Southern states, including North Carolina, largely ignored their responsibility to provide an education for rural Black children in the early 20th century. But then a plan hatched by a famous black educator and a Jewish philanthropist broke Jim Crow’s grip on funding for black schools. The resulting schools helped change the South and the nation, one student at a time.

Tom Lassiter produced and wrote “Unlocking the Doors of Opportunity / The Rosenwald Schools of North Carolina.” He and Jere Snyder, his longtime videography partner, created Longleaf Productions, a non-profit, in 2015 to pursue this topic.

Guilford County was home to about 10 Rosenwald Schools, including Persimmon Grove, Terra Cotta, and Florence. Nearly 5,000 Rosenwald Schools were built in 15 Southern states, from Maryland to Texas. North Carolinians built nearly 800 schools, the most of any state. The building program concluded in 1932.

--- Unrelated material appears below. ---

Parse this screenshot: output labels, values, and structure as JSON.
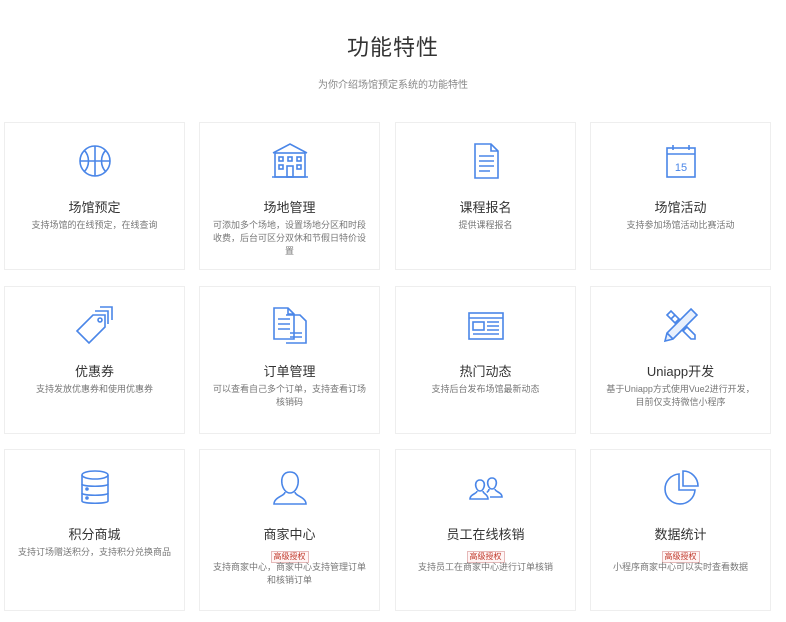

Famous African Americans who began their education in Rosenwald Schools include North Carolina native Nina Simone, the late Maya Angelou, the late Congressman John Lewis, and Washington Post journalist Eugene Robinson.

The 30-minute North Carolina documentary is scheduled to be air on PBS-NC several times. The first broadcast will be at 10 p.m. February 23.

Longleaf Productions has completed a companion film about the history of Rosenwald Schools in South Carolina. A film looking at the story of Rosenwald Schools in Virginia is in the planning stages.